House Taken Over by Julio Cortázar, 1946
The magic trick:
Telling the story of an accelerating conflict, but never specifying what the particulars of that conflict are
We begin a week of Julio Cortázar for you today.
A true literary iconoclast, Cortázar seems at times to be willfully putting the reader off. Which I suppose is part of the charm?
Every story is like a miniature puzzle to solve.
So let’s start at the start – his very first published story. It establishes what I think will reveal itself this week as a common theme among these stories: the unspecified problem.
Our premise finds its conflict quickly. The family home of a brother and sister is being invaded by intruders. They’ve taken over the library and appear to be expanding their reach soon.
But who are they? What are their intentions?
We never find out. We never find out, but that’s not to say the characters in the story don’t know. They react as if there is no mystery at all. Their actions follow a certain kind of logic.
But it leaves the reader in an interesting position.
We know there’s a conflict. That much is obvious. The particulars of the problem, though, are never specified.

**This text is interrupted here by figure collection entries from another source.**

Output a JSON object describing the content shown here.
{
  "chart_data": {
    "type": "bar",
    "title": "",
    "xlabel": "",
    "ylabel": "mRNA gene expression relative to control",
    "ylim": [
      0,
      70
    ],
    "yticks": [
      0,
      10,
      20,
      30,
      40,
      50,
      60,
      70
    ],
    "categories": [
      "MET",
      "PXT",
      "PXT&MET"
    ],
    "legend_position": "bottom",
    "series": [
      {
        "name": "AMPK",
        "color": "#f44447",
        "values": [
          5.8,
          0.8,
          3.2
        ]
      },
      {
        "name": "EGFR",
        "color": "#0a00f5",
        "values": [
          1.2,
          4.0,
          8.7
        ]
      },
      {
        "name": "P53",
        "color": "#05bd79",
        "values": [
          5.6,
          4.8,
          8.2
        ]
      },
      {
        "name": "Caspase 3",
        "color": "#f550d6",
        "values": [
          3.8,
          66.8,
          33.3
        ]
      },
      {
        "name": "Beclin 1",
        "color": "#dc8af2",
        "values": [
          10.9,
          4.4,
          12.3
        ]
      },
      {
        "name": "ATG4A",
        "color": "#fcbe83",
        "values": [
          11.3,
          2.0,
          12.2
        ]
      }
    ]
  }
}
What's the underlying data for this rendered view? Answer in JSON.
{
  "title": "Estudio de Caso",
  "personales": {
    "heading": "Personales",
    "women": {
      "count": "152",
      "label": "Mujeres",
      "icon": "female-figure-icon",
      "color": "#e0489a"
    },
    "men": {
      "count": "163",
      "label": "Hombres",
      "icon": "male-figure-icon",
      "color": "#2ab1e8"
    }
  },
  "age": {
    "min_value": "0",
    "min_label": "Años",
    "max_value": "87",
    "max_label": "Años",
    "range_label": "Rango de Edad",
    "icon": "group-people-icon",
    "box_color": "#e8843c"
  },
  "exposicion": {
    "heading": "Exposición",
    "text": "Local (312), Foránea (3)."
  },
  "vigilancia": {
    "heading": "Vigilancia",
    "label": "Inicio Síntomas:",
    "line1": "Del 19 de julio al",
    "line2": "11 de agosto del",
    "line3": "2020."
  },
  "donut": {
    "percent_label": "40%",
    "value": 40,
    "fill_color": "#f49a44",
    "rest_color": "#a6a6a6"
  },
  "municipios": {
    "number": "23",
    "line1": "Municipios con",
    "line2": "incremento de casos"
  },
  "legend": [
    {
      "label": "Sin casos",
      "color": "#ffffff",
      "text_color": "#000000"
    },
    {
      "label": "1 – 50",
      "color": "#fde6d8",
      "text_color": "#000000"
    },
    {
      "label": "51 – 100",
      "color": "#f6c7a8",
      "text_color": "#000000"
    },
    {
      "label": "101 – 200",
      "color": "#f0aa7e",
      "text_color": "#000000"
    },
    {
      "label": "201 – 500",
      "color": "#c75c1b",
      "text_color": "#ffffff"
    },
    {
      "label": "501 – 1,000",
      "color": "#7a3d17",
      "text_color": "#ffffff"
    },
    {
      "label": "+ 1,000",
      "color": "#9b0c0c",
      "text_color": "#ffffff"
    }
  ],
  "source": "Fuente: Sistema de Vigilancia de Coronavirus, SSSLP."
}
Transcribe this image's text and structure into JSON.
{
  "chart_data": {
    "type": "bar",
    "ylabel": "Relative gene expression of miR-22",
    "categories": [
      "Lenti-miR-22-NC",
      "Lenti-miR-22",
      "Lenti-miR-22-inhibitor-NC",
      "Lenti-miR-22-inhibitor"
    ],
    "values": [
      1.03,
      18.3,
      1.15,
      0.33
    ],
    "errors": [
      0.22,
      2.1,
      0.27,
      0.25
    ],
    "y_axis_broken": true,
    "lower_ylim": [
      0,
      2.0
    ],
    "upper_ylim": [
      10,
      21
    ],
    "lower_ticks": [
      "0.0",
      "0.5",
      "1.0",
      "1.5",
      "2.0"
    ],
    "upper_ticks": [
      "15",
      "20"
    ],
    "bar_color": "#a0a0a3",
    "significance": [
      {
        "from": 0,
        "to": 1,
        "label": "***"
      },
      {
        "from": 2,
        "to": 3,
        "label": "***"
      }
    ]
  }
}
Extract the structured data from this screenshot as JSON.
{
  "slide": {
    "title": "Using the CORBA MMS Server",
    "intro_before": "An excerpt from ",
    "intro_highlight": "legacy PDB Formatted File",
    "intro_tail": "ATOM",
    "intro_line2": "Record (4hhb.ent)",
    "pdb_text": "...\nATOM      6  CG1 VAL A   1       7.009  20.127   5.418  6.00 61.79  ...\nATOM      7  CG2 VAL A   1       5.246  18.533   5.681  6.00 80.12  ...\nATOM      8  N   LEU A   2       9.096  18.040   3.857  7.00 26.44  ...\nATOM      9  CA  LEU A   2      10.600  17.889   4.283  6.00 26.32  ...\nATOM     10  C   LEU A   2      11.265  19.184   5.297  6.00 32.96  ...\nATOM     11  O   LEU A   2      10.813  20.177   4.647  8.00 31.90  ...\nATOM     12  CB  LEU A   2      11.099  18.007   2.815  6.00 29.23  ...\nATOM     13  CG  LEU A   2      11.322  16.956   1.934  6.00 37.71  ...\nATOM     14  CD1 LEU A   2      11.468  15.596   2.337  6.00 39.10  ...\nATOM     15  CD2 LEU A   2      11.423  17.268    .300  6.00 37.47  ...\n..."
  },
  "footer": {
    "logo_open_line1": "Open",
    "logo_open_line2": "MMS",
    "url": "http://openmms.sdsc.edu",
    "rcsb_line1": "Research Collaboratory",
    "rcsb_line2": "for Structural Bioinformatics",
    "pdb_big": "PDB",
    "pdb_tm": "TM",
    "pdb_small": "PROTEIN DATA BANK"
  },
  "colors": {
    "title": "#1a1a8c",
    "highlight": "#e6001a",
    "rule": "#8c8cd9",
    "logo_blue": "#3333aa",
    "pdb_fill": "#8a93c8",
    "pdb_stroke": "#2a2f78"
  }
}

And that’s quite a trick on Cortázar’s part.
Irene never bothered anyone. Once the morning housework was finished, she spent the rest of the day on the sofa in her bedroom, knitting. I couldn’t tell you why she knitted so much; I think women knit when they discover that it’s a fat excuse to do nothing at all. But Irene was not like that, she always knitted necessities, sweaters for winter, socks for me, handy morning robes and bedjackets for herself. Sometimes she would do a jacket, then unravel it the next moment because there was something that didn’t please her; it was pleasant to see a pile of tangled wool in her knitting basket fighting a losing battle for a few hours to retain its shape. Saturdays I went downtown to buy wool; Irene had faith in my good taste, was pleased with the colors and never a skein had to be returned. I took advantage of these trips to make the rounds of the bookstores, uselessly asking if they had anything new in French literature. Nothing worthwhile had arrived in Argentina since 1939.